HÔTELLERIE-RESTAURATION Le projet de loi immigration créerait notamment un titre de séjour spécifique pour les personnes étrangères travaillant dans les métiers ayant du mal à recruter
- L’Assemblée débat ce mardi autour du projet de loi sur l’immigration, qui sera voté en 2023.
- Le texte propose notamment de régulariser davantage de travailleurs étrangers employés dans des secteurs en manque de main-d’œuvre.
- Une idée qui fait l’unanimité économiquement parmi les experts interrogés par 20 Minutes. Mais tous préviennent qu’il ne faut pas surestimer les bénéfices.
Pas de temps à perdre pour Thierry Marx. A peine un mois après son élection à la tête de l’Union des métiers et des industries de l’hôtellerie (Umih), le chef étoilé a appelé le gouvernement à intégrer l’hôtellerie-restauration dans la liste des « métiers en tension », afin de faciliter le recrutement de personnel étranger. Le projet de loi sur l’immigration, censé débarquer en 2023 et sujet d’un premier débat (sans vote) ce mardi à l’Assemblée, prévoit la création d’un titre de séjour spécifique aux employés étrangers de ces métiers en manque d’effectifs.
Car avec la fin de la crise sanitaire, qui a chamboulé le rapport et la place du travail, de nombreuses professions rencontrent des difficultés de recrutement. En cause : des salaires jugés insuffisants et des conditions de travail parfois difficiles – horaires décalés, charge physique importante… Or pour le moment, ni l’hôtellerie ni la restauration ne font partie de cette liste des « métiers en tension » donnée par le gouvernement, alors que Thierry Marx chiffre à 200.000 le nombre de postes vacants dans chacune des deux professions.
Diminution de la pression
« Les employeurs de certains secteurs reconnaissent travailler avec une main-d’œuvre d’origine étrangère importante, pour laquelle il est parfois difficile d’obtenir des titres de séjour ou de les régulariser », indique Christine Erhel, économiste et spécialiste du marché du travail. Difficile d’avoir des chiffres précis vu le caractère illégal de la chose. C’est notamment ce qu’évoque Thierry Marx dans son appel au gouvernement, en demandant « une régularisation rapide de nos salariés étrangers reconnus pour leurs compétences et qui se retrouvent plongés dans l’illégalité du jour au lendemain ».

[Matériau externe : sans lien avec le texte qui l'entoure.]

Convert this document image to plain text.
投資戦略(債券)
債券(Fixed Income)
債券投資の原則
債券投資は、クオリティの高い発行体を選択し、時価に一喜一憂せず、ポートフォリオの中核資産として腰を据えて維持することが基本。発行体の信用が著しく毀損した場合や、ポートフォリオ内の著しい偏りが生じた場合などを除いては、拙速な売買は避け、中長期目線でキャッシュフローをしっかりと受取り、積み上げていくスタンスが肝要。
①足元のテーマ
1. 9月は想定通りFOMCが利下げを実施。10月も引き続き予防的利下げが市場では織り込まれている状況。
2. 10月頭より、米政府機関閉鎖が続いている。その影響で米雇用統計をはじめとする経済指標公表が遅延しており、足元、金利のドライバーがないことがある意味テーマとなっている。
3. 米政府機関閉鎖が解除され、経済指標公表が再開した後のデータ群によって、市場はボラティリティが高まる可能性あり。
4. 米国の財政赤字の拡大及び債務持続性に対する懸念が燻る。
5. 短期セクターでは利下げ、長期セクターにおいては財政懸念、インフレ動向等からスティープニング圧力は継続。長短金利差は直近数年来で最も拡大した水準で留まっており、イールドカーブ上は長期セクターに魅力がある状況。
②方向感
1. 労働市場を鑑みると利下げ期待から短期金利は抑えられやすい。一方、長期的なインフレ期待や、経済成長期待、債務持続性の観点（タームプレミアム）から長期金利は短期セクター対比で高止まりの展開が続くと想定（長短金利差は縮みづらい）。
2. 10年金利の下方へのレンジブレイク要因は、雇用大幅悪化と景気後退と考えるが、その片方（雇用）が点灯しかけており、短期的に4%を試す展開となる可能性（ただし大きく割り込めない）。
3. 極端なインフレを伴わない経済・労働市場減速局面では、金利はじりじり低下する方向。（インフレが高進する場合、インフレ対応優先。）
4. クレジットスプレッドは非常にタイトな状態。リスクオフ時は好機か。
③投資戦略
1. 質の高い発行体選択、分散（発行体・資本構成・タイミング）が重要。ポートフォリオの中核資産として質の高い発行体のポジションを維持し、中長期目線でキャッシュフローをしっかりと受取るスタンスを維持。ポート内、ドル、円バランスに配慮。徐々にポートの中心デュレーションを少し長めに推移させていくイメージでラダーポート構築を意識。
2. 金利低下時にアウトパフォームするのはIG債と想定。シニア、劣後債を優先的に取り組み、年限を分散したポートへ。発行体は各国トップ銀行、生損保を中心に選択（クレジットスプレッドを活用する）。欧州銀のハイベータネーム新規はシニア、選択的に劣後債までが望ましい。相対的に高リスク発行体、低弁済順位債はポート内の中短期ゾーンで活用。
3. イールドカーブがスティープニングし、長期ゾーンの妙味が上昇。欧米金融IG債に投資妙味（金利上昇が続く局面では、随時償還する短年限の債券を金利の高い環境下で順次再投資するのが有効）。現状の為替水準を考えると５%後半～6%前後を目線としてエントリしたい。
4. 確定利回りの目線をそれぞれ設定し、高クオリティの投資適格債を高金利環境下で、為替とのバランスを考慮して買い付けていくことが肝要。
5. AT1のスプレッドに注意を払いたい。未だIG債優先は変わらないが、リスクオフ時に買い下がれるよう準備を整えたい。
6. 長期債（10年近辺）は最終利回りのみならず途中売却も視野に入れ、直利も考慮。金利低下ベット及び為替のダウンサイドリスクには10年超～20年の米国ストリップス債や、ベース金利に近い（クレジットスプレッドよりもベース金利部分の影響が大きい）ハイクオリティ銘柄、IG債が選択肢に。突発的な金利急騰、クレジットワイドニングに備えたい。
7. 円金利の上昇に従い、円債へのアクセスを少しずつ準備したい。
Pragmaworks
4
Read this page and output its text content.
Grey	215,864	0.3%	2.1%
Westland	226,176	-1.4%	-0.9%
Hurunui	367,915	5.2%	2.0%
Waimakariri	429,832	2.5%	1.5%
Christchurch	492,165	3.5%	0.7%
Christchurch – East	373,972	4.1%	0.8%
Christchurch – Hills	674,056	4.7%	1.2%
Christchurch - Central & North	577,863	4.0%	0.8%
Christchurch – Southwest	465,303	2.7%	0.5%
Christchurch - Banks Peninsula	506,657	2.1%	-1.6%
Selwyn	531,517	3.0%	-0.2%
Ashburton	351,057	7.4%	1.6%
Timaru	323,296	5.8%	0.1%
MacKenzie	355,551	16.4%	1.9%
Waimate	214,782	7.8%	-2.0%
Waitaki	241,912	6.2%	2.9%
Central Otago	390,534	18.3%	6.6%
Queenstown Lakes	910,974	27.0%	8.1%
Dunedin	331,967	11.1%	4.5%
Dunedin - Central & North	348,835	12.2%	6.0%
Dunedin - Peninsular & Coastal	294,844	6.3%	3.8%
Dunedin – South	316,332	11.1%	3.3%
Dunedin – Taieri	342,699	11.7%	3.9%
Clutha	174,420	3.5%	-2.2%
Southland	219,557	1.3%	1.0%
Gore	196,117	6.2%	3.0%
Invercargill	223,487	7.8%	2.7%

Actuellement, entre 6.000 et 8.000 personnes sont régularisés chaque année en France par le travail, renseigne Jean-Christophe Dumont, chef de la division des migrations internationales au sein de l’Organisation de coopération et de développement économiques (OCDE). La loi qui se présente, laquelle permettrait de doper ce total grâce à des critères allégés, serait « une piste assez logique dans la mesure où ce sont des gens qui travaillent déjà ou sont prêt à le faire, déjà sur le territoire français et compétents par rapport aux attentes, et souvent avec une expérience », estime Christine Erhel. Constat similaire chez Thomas Coutrot, économiste spécialiste de l’emploi : « Une telle loi pourrait permettre de diminuer un peu la pression sur ces secteurs, vitaux à l’économie. »
Pas de miracle sans régler les problèmes structurels
Vous l’aurez compris au vocabulaire utilisé, « il ne s’agit pas d’une solution miracle qui va gommer toutes les difficultés de recrutement », nuance Christine Erhel. Pour la spécialiste, le seul titre de séjour ne sera pas suffisant pour rendre ces métiers attractifs et esquiver ainsi le débat sur les conditions de travail et de rémunérations.
De toute manière, la régularisation évoquée dans le projet de loi ne devrait concerner que des personnes étrangères déjà présentes sur le territoire et seulement sous certaines conditions bien spécifiques. Dit plus clairement par Jean-Christophe Dumont : « Certes, des milliers de travailleurs pourraient être régularisés, mais en aucun cas un nombre suffisant pour régler la pénurie de main-d’œuvre. Pour cela, il faut s’attaquer aux problèmes structurels ». Retour donc aux salaires et aux conditions de travail.
Et que répondre aux critiques évoquant un hypothétique « appel d’air » que créerait ces régularisations ? Selon Thomas Coutrot, toutes les études économiques montrent que les travailleurs immigrés n’ont pas d’influence négative sur le niveau d’emploi des salariés déjà résidants. Anne Eydoux, maîtresse de conférences d’économie au Conservatoire national des arts et métiers (Cnam), se montre, elle aussi, on ne peut plus claire : « Régulariser les sans-papiers n’aura pas de conséquences négatives sur l’emploi, les salaires, les conditions de travail, contrairement à leur exploitation. Ils n’empêcheront pas non plus de mener une politique de revalorisation salariale ou d’amélioration des conditions. »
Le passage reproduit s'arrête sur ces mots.